Solutions for a better UX:
Relevance filter for products: Comparison tables should only display products with similar attributes. This can be ensured by a category filter or attribute matching.
Dynamic attribute display: Tables should only display attributes that differ between products. This maintains clarity.
Fallback options: If no relevant products are found, another recommendation mechanism (e.g. ‘similar categories’) can take effect.
Here is an example of an intelligent comparison table with filter and dynamic options.
// Example products $products = [ ["name" => "product A", "price" => 99.99, "material" => "Leather", "category" => "Fashion", "warranty" => "2 years"], ["name" => "product B", "price" => 89.99, "material" => "Fabric", "category" => "Fashion", "warranty" => "1 years"], ["name" => "product C", "price" => 109.99, "material" => "Synthetic leather", "category" => "Fashion", "warranty" => "3 years"], ["name" => "product D", "price" => 499.99, "material" => "Metal", "category" => "Electronics", "warranty" => "2 years"], ];
// Filter: Only show products from the same category $currentCategory = "Fashion"; $filteredProducts = array_filter($products, fn($product) => $product['category'] === $currentCategory);
// Select dynamic attributes $attributes = ["price", "material", "warranty"]; $dynamicAttributes = array_keys(array_filter( array_reduce($filteredProducts, function ($carry, $product) use ($attributes) { foreach ($attributes as $attr) { $carry[$attr][$product[$attr]] = true; } return $carry; }, []), fn($values) => count($values) > 1 ));
// Generate table function generateDynamicComparisonTable(array $products, array $attributes): string { $table = "<table border='1' style='width:100%; text-align:left;'>"; $table .= "<tr><th>Produkt</th>"; foreach ($attributes as $attribute) { $table .= "<th>" . ucfirst($attribute) . "</th>"; } $table .= "</tr>";
foreach ($products as $product) { $table .= "<tr><td>{$product['name']}</td>"; foreach ($attributes as $attribute) { $table .= "<td>{$product[$attribute]}</td>"; } $table .= "</tr>"; } $table .= "</table>"; return $table; }
echo generateDynamicComparisonTable($filteredProducts, $dynamicAttributes);
Functionality:
Relevance filter: Only products with the same category are included in the table.

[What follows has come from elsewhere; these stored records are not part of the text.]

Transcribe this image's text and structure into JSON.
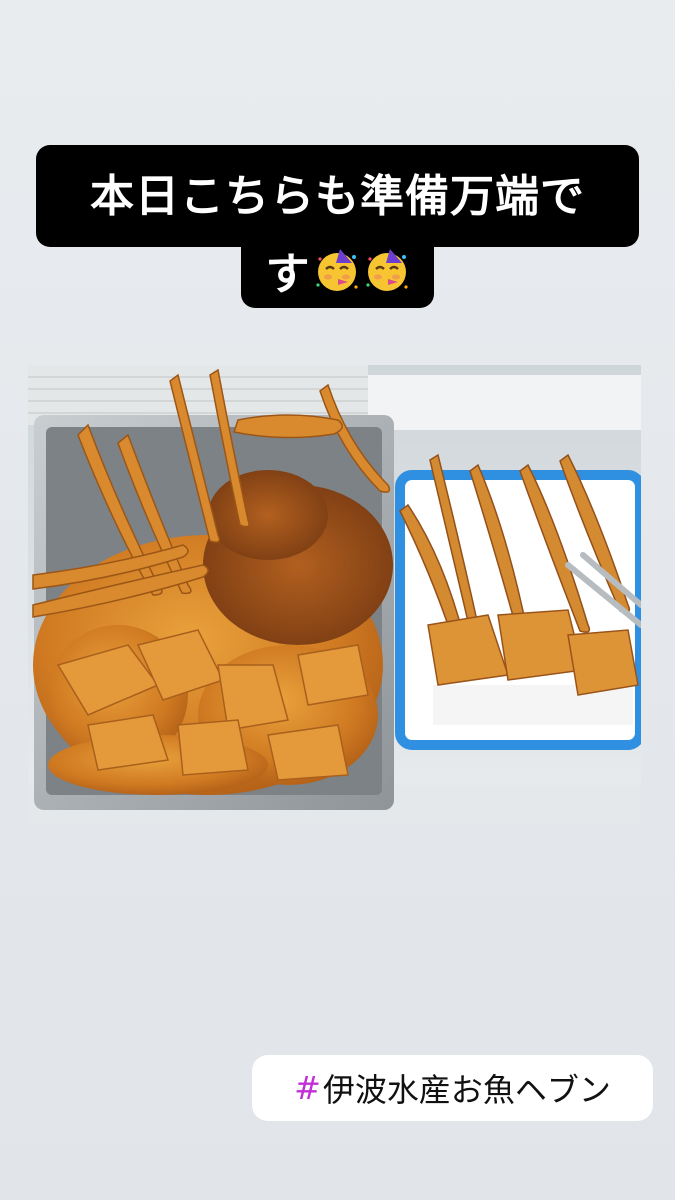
{
  "caption": {
    "line1": "本日こちらも準備万端で",
    "line2": "す",
    "emoji": [
      "party-face-emoji",
      "party-face-emoji"
    ]
  },
  "photo": {
    "subject": "fried-fish-trays"
  },
  "hashtag": {
    "symbol": "#",
    "text": "伊波水産お魚ヘブン"
  },
  "colors": {
    "caption_bg": "#000000",
    "caption_text": "#ffffff",
    "hashtag_symbol": "#c12fd6",
    "tray_blue": "#2f8fe0"
  }
}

Dynamic attributes: Only attributes that differ between the products are displayed.
Fallback option: Products without a basis for comparison can alternatively be replaced by ‘better alternatives in the same category’.
Conclusion
With these two approaches, developers can:
Implement vector-based recommendations that are contextually and semantically more accurate than classic methods.
Create intelligent comparison tables that dynamically adjust relevant products and attributes to optimize the user experience.
These concepts are system-agnostic and offer inspiring approaches for modern product recommendations that can be easily integrated into existing systems.